Oscar Kindlund

Personal information
- Full name: Oscar George Kindlund
- Date of birth: 11 January 1997 (age 28)
- Place of birth: Sweden
- Height: 1.80 m (5 ft 11 in)
- Position(s): Midfielder

Team information
- Current team: Nybergsund IL-Trysil (on loan from IK Sirius)

Youth career
- 0000–2013: IK Sirius
- 2013–2015: IFK Göteborg

Senior career*
- Years: Team / Apps / (Gls)
- 2012–2013: IK Sirius / 2 / (0)
- 2015–2016: IFK Göteborg / 0 / (0)
- 2016: → IK Sirius (loan) / 3 / (0)
- 2016–: IK Sirius / 20 / (0)
- 2018–: → Nybergsund IL-Trysil (loan) / 0 / (0)

International career^{‡}
- 2012–2014: Sweden U-17 / 15 / (0)
- 2014: Sweden U-19 / 3 / (0)

= Oscar Kindlund =

Swedish professional football-player (born 1997)

Oscar George Kindlund (born January 11, 1997) is a Swedish professional footballer who plays as a midfielder for Nybergsund IL-Trysil, on loan from IK Sirius.

His father, Björn Kindlund, is a former professional football player who has played for AIK.

== Career ==
Kindlund's mother club is IK Sirius. He debuted for the first-team on 15 June 2012 against Akropolis IF.

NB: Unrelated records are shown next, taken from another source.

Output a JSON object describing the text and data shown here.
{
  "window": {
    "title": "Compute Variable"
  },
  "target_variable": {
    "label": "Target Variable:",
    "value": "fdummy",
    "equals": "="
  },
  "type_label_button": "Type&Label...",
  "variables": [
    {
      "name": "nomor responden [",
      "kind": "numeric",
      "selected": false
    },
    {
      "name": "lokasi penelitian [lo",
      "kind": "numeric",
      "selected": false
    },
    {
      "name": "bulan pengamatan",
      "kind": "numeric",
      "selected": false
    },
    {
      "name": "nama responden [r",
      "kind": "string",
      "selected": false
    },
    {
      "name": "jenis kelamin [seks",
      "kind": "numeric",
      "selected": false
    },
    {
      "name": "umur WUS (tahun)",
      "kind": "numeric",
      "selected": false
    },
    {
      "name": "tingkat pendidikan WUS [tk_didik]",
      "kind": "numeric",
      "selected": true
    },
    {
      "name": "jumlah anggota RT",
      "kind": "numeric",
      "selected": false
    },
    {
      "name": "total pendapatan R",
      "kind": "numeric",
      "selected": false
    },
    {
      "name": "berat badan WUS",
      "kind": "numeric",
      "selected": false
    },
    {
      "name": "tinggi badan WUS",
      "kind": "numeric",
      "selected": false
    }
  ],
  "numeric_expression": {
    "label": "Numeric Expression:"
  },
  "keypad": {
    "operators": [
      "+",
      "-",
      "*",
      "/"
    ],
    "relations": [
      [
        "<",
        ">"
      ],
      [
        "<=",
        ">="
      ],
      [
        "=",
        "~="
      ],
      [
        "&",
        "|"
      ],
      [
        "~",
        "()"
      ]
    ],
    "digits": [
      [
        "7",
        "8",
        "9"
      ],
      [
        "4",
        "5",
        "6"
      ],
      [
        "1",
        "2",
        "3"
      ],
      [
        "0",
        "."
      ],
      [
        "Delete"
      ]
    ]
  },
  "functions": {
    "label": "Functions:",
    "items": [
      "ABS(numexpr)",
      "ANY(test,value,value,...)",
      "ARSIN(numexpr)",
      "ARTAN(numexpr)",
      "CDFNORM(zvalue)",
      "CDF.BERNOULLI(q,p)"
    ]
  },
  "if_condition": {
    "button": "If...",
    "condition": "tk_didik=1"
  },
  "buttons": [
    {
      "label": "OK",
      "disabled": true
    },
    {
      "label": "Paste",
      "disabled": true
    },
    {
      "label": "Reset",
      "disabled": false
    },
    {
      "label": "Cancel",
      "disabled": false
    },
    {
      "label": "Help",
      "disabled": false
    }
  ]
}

In summer 2013, Kindlund went to IFK Göteborg. In 2015 he signed a professional contract and won the U19-Allsvenskan with the club. In June 2016 Kindlund was loaned to IK Sirius. He debuted in the Superettan on June 11, 2016 against GAIS (0–0). On August 5, 2016, IK Sirius announced that Oscar Kindlund had signed a three-year contract with the club.